Here I was thinking that vegetable gardening is bliss. That is until the insects arrive. My beets came down with a case of leaf miner and at almost the same time that Sinfonian had leaf miner on his spinach.
I did some research on how to deal with these insects and I did not find much information that appealed to me. Most pages said to use a pesticide called sevin, I found this product and read the label, It stated something along the line of "if the person is unconscious do not induce vomiting." Needless to say I did not purchase this product. So you may say, then what are you going to do about these little buggers that are destroying your beets?
I got ruthless. First I removed all the leaves except one emerging leaf per plant and disposed of the infested leaves in the garbage.
I then took a 1L spray bottle, added 2 tsp of dish soap and 2 tsp of cooking oil then filled the rest with water and lastly I mixed till it was bubbly. Once this was done I soaked the soil and plants with this mixture and then went plant by plant spray the underside of each leaf that was left. I will repeat this every 5 days and after heavy rains for a couple weeks in hope it will take care of them.

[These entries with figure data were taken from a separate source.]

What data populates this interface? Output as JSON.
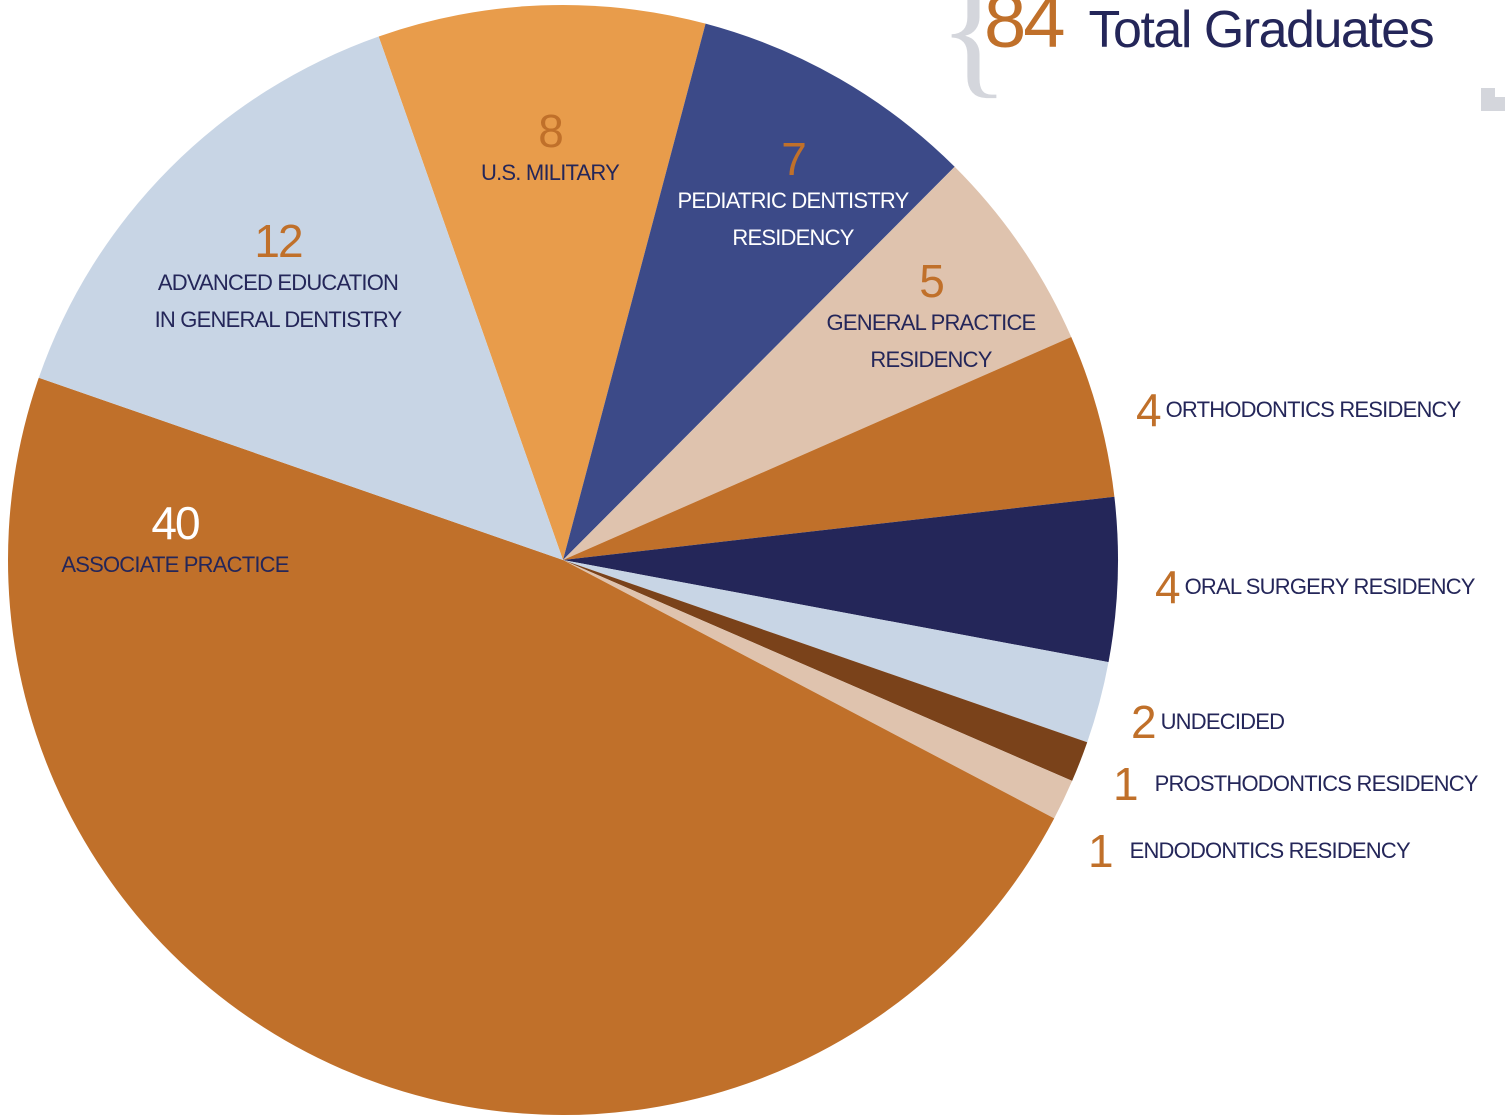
{
  "chart_data": {
    "type": "pie",
    "total": 84,
    "title": "Total Graduates",
    "categories": [
      "U.S. MILITARY",
      "PEDIATRIC DENTISTRY\nRESIDENCY",
      "GENERAL PRACTICE\nRESIDENCY",
      "ORTHODONTICS RESIDENCY",
      "ORAL SURGERY RESIDENCY",
      "UNDECIDED",
      "PROSTHODONTICS RESIDENCY",
      "ENDODONTICS RESIDENCY",
      "ASSOCIATE PRACTICE",
      "ADVANCED EDUCATION\nIN GENERAL DENTISTRY"
    ],
    "values": [
      8,
      7,
      5,
      4,
      4,
      2,
      1,
      1,
      40,
      12
    ],
    "colors": [
      "#e89c4b",
      "#3c4a88",
      "#dfc3ae",
      "#c0702a",
      "#242659",
      "#c8d5e5",
      "#7a421a",
      "#dfc3ae",
      "#c0702a",
      "#c8d5e5"
    ]
  }
}
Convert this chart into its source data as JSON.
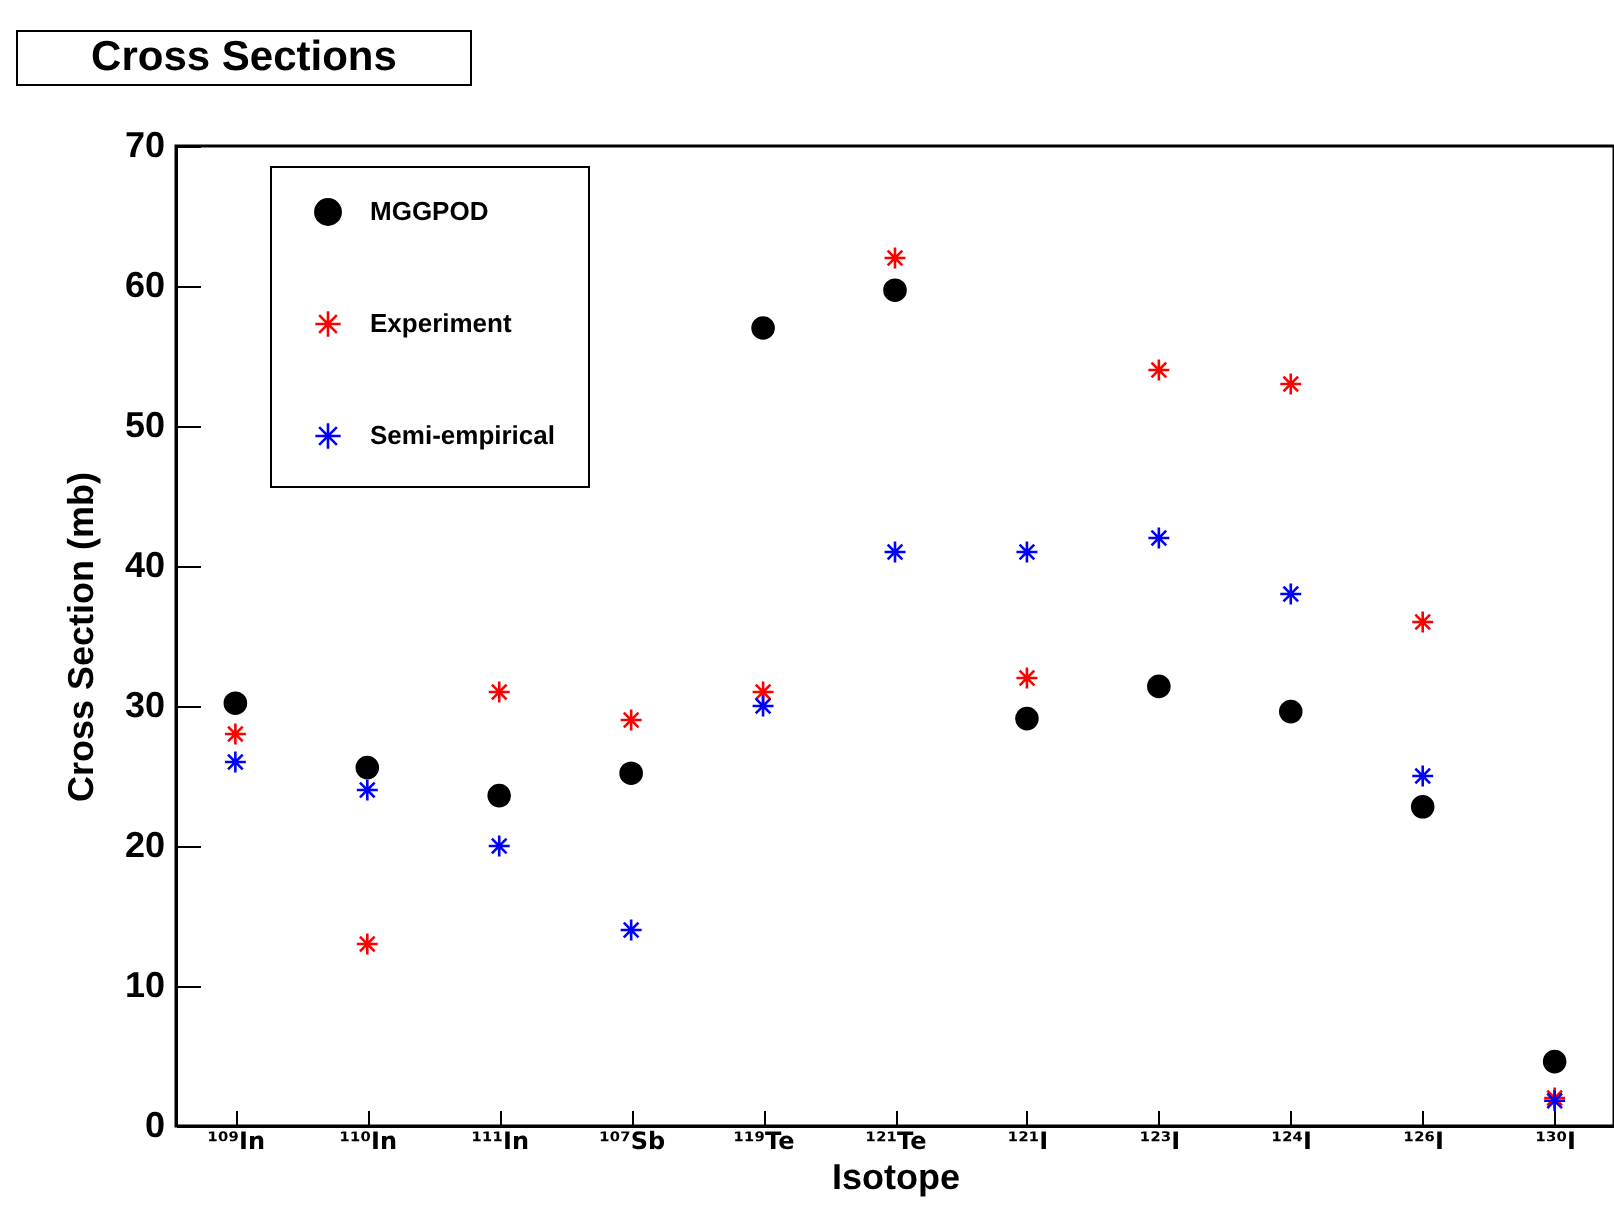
{
  "chart_data": {
    "type": "scatter",
    "title": "Cross Sections",
    "xlabel": "Isotope",
    "ylabel": "Cross Section (mb)",
    "categories": [
      "¹⁰⁹In",
      "¹¹⁰In",
      "¹¹¹In",
      "¹⁰⁷Sb",
      "¹¹⁹Te",
      "¹²¹Te",
      "¹²¹I",
      "¹²³I",
      "¹²⁴I",
      "¹²⁶I",
      "¹³⁰I"
    ],
    "ylim": [
      0,
      70
    ],
    "yticks": [
      0,
      10,
      20,
      30,
      40,
      50,
      60,
      70
    ],
    "grid": false,
    "legend": "top left",
    "series": [
      {
        "name": "MGGPOD",
        "color": "#000000",
        "marker": "circle",
        "values": [
          30.2,
          25.6,
          23.6,
          25.2,
          57,
          59.7,
          29.1,
          31.4,
          29.6,
          22.8,
          4.6
        ]
      },
      {
        "name": "Experiment",
        "color": "#ff0000",
        "marker": "cross",
        "values": [
          28,
          13,
          31,
          29,
          31,
          62,
          32,
          54,
          53,
          36,
          2
        ]
      },
      {
        "name": "Semi-empirical",
        "color": "#0000ff",
        "marker": "cross",
        "values": [
          26,
          24,
          20,
          14,
          30,
          41,
          41,
          42,
          38,
          25,
          1.8
        ]
      }
    ]
  }
}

I have had good success with this insecticide with house plants so I am hoping it will work equally as well outside. If this fails I will try pyrethrin, this is made from the chrysanthemum plant. This is organic and relatively safe for humans a few days after the spraying but it is very deadly to bee's.
14 hours ago
I hope that works for you. I'm not certain that Spinosad will work but it says is will. And since it's just liquid parasites for bugs, it is supposedly safe to harvest 24 hours after application. Of course I still wash my veggies (I did anyway to get the dirt off).
ReplyDeleteIf your even more natural method works let me know.
will do, I have used this before on aphids, spider mites and loss little fly that live in the soil of potted plants and it work for them. I'm hoping it works in this case, so far so good.